The concept of transparency can be applied to several aspects of a distributed system, as shown in Fig. 1-13. Location transparencyrefers to the fact that in a true distributed system, users cannot tell where hardware and software resources such as CPUs, printers, files, and data bases are located. The name of the resource must not secretly encode the location of the resource, so names like machine1:prog.c or / machine1/prog.c are not acceptable.

KindMeaning
Location transparencyThe users cannot tell where resources are located
Migration transparencyResources can move at will without changing their names
Replication transparencyThe users cannot tell how many copies exist
Concurrency transparencyMultiple users can share resources automatically
Parallelism transparencyActivities can happen in parallel without users knowing

Fig. 1-13.Different kinds of transparency in a distributed system.

Migration transparencymeans that resources must be free to move from one location to another without having their names change. In the example of Fig. 1-10 we saw how server directories could be mounted in arbitrary places in the clients' directory hierarchy. Since a path like /work/news does not reveal the location of the server, it is location transparent. However, now suppose that the folks running the servers decide that reading network news really falls in the category "games" rather than in the category "work." Accordingly, they move news from server 2 to server 1. The next time client 1 boots and mounts the servers in his customary way, he will notice that /work/news no longer exists. Instead, there is a new entry, /games/news. Thus the mere fact that a file or directory has migrated from one server to another has forced it to acquire a new name because the system of remote mounts is not migration transparent.
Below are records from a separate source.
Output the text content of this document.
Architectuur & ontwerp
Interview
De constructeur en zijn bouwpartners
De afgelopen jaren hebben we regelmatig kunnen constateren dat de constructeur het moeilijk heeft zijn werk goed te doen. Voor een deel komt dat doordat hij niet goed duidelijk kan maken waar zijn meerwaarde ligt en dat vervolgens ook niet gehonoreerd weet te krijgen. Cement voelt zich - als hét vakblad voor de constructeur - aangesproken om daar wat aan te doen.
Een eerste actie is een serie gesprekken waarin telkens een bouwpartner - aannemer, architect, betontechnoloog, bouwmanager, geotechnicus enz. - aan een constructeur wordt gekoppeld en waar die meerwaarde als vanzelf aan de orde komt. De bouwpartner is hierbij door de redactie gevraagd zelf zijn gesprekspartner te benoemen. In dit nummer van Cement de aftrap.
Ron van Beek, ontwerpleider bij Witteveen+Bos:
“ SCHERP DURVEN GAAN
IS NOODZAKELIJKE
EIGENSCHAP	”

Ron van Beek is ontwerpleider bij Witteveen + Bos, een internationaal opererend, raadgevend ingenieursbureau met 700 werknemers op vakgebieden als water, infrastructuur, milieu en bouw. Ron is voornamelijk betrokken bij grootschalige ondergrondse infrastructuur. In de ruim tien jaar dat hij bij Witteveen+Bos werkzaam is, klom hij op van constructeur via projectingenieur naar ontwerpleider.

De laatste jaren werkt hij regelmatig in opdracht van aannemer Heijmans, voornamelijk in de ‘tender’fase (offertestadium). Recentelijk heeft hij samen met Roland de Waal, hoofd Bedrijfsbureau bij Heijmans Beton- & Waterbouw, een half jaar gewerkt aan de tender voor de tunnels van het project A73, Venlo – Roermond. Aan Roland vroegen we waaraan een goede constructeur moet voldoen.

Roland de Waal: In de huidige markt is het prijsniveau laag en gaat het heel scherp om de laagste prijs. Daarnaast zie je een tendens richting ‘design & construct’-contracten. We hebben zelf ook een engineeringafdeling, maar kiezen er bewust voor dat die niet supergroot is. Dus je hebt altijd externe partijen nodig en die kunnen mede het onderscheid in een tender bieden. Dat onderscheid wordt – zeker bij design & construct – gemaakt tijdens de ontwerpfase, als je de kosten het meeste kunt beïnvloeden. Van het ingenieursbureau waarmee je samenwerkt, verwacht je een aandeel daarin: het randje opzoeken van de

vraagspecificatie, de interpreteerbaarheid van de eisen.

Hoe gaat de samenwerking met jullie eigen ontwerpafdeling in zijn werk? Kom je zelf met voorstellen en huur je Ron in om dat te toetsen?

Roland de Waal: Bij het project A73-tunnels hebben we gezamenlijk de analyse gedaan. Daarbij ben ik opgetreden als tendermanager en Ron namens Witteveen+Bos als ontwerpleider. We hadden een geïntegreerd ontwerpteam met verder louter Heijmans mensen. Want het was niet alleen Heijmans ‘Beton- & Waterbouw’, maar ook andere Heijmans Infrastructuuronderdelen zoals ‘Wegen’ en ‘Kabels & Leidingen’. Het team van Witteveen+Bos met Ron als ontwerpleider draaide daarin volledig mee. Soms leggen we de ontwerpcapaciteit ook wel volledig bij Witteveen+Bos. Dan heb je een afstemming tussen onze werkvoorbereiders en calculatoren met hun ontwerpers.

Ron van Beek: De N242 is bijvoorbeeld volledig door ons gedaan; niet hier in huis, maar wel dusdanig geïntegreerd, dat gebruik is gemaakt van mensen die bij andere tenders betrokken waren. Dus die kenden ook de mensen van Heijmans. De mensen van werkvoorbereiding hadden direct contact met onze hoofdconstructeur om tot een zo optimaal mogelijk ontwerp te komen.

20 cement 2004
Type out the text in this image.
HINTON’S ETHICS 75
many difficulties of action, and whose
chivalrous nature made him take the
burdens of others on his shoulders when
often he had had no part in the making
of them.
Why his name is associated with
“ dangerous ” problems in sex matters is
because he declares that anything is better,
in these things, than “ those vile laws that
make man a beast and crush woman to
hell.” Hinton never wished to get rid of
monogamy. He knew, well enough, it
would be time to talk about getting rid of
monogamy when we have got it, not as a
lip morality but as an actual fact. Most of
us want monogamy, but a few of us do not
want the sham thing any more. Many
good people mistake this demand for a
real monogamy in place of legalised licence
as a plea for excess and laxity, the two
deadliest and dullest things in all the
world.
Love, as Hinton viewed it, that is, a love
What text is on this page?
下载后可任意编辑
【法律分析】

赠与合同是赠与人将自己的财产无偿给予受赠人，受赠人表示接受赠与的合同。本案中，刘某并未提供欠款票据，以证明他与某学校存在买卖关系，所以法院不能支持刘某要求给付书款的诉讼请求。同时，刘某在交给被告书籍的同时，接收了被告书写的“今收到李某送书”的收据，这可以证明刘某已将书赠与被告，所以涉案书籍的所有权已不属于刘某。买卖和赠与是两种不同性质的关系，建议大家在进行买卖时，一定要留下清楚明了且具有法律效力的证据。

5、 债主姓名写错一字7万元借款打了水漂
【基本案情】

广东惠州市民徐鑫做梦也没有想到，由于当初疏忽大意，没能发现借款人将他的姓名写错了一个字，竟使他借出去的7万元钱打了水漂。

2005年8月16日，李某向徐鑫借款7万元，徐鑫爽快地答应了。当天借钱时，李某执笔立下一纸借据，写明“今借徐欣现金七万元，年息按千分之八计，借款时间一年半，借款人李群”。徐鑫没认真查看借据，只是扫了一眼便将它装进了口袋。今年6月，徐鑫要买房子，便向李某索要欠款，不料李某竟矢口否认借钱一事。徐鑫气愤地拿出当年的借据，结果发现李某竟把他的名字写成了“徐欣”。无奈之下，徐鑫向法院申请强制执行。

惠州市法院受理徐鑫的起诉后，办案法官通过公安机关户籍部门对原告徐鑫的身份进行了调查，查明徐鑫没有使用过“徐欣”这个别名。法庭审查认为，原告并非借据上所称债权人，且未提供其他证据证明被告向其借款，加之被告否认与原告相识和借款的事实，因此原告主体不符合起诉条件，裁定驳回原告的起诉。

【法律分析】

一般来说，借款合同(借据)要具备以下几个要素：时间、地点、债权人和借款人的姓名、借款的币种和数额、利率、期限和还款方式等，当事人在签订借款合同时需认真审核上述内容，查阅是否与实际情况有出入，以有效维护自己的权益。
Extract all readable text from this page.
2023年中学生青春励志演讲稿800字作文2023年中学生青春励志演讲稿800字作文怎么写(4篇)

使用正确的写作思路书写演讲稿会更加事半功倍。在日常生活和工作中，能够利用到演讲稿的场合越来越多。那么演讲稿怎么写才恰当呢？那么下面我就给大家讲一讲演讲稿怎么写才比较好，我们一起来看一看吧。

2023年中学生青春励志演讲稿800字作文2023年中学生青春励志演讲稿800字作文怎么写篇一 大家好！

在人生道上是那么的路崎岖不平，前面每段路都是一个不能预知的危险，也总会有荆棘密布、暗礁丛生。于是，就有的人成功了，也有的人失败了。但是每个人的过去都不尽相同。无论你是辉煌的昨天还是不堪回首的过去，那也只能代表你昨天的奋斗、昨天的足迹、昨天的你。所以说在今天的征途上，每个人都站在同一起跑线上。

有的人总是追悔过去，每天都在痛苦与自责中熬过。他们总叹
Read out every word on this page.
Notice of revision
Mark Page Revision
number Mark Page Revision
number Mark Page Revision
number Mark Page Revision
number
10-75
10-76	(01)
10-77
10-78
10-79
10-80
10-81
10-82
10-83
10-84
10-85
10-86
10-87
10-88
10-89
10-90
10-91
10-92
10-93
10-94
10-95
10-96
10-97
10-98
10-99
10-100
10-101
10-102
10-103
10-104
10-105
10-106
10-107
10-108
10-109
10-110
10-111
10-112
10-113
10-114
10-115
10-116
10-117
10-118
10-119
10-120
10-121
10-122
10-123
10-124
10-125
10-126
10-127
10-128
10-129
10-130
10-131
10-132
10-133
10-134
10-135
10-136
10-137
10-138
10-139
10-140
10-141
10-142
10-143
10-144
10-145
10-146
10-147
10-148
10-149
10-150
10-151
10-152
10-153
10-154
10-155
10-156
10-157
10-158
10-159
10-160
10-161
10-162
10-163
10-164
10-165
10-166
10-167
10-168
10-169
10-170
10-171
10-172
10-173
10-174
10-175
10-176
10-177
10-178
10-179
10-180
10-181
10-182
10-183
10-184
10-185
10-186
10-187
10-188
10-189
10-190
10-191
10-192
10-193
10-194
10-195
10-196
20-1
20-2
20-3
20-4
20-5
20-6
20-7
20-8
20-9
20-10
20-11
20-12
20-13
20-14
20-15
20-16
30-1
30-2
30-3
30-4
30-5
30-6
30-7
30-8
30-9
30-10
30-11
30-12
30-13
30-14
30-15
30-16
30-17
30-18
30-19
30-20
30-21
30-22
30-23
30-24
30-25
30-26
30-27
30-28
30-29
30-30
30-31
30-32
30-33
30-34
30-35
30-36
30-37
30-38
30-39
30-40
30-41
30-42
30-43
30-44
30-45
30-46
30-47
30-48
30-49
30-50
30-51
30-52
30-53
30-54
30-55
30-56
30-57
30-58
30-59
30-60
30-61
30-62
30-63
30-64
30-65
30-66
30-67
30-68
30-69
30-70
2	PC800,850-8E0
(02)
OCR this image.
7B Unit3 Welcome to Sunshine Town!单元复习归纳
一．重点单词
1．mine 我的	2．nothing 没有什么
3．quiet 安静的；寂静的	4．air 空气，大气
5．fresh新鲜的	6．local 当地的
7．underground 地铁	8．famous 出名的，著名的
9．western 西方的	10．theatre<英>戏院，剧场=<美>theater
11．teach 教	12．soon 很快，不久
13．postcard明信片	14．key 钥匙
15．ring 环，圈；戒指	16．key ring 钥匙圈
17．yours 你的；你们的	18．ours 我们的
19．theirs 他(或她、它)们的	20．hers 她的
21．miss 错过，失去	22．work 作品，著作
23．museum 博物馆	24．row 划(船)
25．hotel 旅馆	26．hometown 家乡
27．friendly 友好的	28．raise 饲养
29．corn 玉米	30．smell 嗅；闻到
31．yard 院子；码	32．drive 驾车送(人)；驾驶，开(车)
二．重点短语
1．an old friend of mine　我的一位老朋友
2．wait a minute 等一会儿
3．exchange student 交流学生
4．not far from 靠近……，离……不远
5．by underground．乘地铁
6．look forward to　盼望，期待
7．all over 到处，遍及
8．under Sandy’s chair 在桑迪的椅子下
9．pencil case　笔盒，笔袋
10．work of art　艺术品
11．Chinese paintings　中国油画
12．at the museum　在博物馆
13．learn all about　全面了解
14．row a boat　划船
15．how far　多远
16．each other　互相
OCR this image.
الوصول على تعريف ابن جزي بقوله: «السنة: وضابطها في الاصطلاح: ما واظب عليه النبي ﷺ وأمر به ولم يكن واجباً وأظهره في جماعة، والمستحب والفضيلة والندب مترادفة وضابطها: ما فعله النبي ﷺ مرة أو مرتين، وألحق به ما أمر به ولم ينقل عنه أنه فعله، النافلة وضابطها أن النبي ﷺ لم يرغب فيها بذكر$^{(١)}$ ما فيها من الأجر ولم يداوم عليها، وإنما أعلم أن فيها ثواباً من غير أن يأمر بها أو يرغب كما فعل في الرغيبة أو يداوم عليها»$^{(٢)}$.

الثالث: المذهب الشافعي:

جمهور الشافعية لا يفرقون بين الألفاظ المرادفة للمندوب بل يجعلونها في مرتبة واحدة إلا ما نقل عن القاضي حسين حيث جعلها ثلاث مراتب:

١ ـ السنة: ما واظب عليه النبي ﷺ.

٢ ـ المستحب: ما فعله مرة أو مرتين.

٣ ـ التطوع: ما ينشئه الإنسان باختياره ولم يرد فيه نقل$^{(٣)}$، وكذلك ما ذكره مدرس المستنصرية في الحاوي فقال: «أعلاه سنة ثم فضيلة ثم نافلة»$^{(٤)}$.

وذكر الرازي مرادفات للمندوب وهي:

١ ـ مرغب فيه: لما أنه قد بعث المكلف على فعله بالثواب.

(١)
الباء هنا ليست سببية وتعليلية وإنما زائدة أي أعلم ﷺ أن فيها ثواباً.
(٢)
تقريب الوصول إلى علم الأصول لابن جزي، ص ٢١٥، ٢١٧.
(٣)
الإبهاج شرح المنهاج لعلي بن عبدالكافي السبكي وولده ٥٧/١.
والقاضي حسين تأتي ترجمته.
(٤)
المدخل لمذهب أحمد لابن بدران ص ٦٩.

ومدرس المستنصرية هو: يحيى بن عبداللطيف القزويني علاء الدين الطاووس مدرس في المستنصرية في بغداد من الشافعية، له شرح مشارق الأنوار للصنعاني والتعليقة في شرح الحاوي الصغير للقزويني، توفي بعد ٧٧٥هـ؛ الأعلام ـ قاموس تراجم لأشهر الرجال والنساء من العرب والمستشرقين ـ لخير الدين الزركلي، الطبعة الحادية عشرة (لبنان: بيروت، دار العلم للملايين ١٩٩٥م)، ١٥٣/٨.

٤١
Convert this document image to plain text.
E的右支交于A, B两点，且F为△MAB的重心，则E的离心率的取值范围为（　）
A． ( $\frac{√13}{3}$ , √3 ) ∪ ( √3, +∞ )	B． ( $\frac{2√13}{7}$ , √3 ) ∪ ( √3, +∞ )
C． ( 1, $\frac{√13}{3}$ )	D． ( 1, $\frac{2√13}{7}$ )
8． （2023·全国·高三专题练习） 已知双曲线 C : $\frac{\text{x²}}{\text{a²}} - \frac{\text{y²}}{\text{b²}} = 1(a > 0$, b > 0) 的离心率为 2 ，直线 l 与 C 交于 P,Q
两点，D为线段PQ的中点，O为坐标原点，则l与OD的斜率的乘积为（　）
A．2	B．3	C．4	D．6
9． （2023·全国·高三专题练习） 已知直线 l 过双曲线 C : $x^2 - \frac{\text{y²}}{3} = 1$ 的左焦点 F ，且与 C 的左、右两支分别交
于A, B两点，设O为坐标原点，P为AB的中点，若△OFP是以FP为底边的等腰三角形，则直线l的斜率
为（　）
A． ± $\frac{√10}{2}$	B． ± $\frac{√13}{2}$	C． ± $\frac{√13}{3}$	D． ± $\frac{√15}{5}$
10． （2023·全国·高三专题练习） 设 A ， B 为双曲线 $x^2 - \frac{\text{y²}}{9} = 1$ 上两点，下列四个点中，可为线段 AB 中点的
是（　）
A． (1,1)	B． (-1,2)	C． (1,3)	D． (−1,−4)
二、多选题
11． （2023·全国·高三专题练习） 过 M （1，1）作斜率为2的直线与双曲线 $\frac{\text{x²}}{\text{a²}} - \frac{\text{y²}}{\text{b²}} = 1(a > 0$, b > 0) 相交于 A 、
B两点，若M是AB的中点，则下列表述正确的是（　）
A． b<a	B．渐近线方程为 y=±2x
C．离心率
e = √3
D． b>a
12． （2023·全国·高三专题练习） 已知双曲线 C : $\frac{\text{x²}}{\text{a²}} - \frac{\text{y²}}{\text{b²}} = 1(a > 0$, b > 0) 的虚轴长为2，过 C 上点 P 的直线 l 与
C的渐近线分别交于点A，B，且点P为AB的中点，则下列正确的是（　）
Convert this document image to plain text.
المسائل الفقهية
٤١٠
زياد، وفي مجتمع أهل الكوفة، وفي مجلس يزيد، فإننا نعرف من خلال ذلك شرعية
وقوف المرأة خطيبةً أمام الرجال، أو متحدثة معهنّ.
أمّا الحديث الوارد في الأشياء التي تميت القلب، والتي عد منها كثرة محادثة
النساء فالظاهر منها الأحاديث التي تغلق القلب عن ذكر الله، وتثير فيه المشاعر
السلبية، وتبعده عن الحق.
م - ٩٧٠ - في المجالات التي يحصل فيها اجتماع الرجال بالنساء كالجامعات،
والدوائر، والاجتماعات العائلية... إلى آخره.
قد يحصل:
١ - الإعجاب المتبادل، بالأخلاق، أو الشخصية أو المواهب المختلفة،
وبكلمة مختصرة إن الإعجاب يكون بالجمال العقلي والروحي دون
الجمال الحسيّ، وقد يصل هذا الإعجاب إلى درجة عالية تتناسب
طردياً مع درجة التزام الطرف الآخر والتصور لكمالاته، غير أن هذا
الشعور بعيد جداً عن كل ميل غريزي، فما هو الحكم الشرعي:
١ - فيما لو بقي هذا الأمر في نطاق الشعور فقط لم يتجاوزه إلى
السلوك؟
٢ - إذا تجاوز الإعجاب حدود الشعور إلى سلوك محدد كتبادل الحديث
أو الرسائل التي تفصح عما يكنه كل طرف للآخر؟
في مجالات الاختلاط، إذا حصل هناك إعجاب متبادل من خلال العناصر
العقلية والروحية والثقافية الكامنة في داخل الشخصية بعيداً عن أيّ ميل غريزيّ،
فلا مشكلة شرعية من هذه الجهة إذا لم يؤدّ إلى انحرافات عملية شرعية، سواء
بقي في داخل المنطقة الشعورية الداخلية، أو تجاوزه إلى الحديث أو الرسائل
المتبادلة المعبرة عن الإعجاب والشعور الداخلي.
If a distributed system has replication transparency, the operating system is free to make additional copies of files and other resources on its own without the users noticing. Clearly, in the previous example, automatic replication is impossible because the names and locations are so closely tied together. To see how replication transparency might be achievable, consider a collection of n servers logically connected to form a ring. Each server maintains the entire directory tree structure but holds only a subset of the files themselves. To read a file, a client sends a message containing the full path name to any of the servers. That server checks to see if it has the file. If so, it returns the data requested. If not, it forwards the request to the next server in the ring, which then repeats the algorithm. In this system, the servers can decide by themselves to replicate any file on any or all servers, without the users having to know about it. Such a scheme is replication transparent because it allows the system to make copies of heavily used files without the users even being aware that this is happening.